Sharkcano: il mistero degli squali del vulcano sommerso

Per quanto l’evoluzione delle specie sia un argomento ancora poco chiaro e pieno di interrogativi, una delle maggiori correnti di pensiero afferma che affinché una specie possa evolversi deve per forza di cose adattarsi a più ambienti possibili, in modo che le possibilità di riproduzione siano sempre elevate. Ciò significa che le specie che si adattano maggiormente anche ad ambienti estremi hanno una maggior probabilità di sopravvivere in futuro.
Da non molti anni sono state scoperte specie viventi soprannominate “estremofile”, proprio perché sopravvivono a condizioni ambientali che fino a poco tempo fa si credeva impossibili per la vita; tuttavia praticamente tutte le specie trovate erano batteri, creature poco complesse o animali non più lunghi di una decina di centimetri. Oggi invece sappiamo che anche specie di grandi dimensioni possono adattarsi a condizioni di vita impensabili.
L’esempio più eclatante è stato scoperto nel 2015 per caso nell’Oceano Pacifico al largo delle Isole Solomone.
Un gruppo di ricerca guidato da Brennan Phillips, che lavora per il National Geographic, era giunto per studiare il comportamento del vulcano sommerso Kavachi e mapparne il profilo; la spedizione infatti voleva capire in che modo era cambiato dall’ultima eruzione e se ci fossero dei parametri per capire la sua evoluzione futura.
Kavachi è considerato uno dei vulcani sottomarini più attivi del mondo, con eruzioni molto frequenti e costante scarico di ceneri; tuttavia le sue eruzioni imprevedibili e il pericolo di tsunami e terremoti nelle isole è pressoché continuo. Conosciuto anche come “Vangunu” dagli indigeni dell’isola di New Georgia, secondo loro è il mezzo con cui si esprime il dio del mare e le sue esplosioni sarebbero frutto della rabbia che egli accumula per il comportamento scellerato degli esseri umani.
In realtà segretamente il team del National Geographic sperava di filmare nelle profondità degli organismi estremofili, ma si aspettava al più crostacei e coralli, al massimo gamberetti e qualche pesciolino di pochi centimetri. Ciò che hanno trovato va molto al di là delle più fervide fantasie: razze e squali di oltre 3 m di lunghezza che nuotavano in un’acqua talmente acida da corrodere perfino il metallo!
Sin dalla prima ora di riprese nell’acqua torbida del fondale a circa 50 m di profondità gli studiosi si sono imbattuti in due specie di squali che sembravano a pieno agio tra le fumarole di acido solforico e nitrico, mentre i loro strumenti iniziavano a dare già i primi problemi per l’ambiente aggressivo che stava iniziando a corroderli.
Le telecamere di profondità hanno ripreso diversi esemplari di razze, squali martello e squali seta che nuotavano tranquillamente intorno e all’interno del cratere.

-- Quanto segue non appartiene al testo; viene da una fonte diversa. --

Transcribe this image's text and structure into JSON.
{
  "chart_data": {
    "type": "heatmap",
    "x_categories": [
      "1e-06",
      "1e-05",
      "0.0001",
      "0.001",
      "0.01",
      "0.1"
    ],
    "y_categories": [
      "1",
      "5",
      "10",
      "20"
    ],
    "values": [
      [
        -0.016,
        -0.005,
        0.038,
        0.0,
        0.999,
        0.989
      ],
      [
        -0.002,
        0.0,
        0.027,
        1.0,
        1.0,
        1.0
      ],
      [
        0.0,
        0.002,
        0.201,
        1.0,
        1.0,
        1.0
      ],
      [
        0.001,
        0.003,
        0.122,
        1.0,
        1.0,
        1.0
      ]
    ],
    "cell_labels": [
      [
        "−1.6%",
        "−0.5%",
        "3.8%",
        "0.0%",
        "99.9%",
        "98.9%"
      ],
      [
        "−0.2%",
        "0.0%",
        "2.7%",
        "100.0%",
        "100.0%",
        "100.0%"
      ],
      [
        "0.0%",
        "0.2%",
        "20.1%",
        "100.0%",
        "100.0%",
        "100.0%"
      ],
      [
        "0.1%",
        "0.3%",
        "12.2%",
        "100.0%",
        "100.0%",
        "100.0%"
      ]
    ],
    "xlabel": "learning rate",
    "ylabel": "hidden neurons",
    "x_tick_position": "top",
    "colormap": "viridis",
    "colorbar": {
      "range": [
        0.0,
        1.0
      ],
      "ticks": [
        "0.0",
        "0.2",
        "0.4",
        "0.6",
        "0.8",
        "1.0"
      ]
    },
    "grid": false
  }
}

Tra gli studiosi è sorto il buffo appellativo di “Sharkcano” e ad oggi il vulcano Kavachi continua a sorprendere con nuovi ritrovamenti di specie che non si pensava potessero resistere a simili condizioni.
Le scoperte del team hanno rivoluzionato un po’ le ipotesi che fino al 2015 andavano per la maggiore riguardo gli organismi estremofili e hanno portato a nuove interessanti rompicapo: oltre alla domanda ovvia su come possano questi enormi pesci resistere a composti tossici e altamente corrosivi, ci si chiede il perché giungano in un cratere attivo per nuotarci e soprattutto come riescano a percepire le frequenti eruzioni per tempo e mettersi in salvo.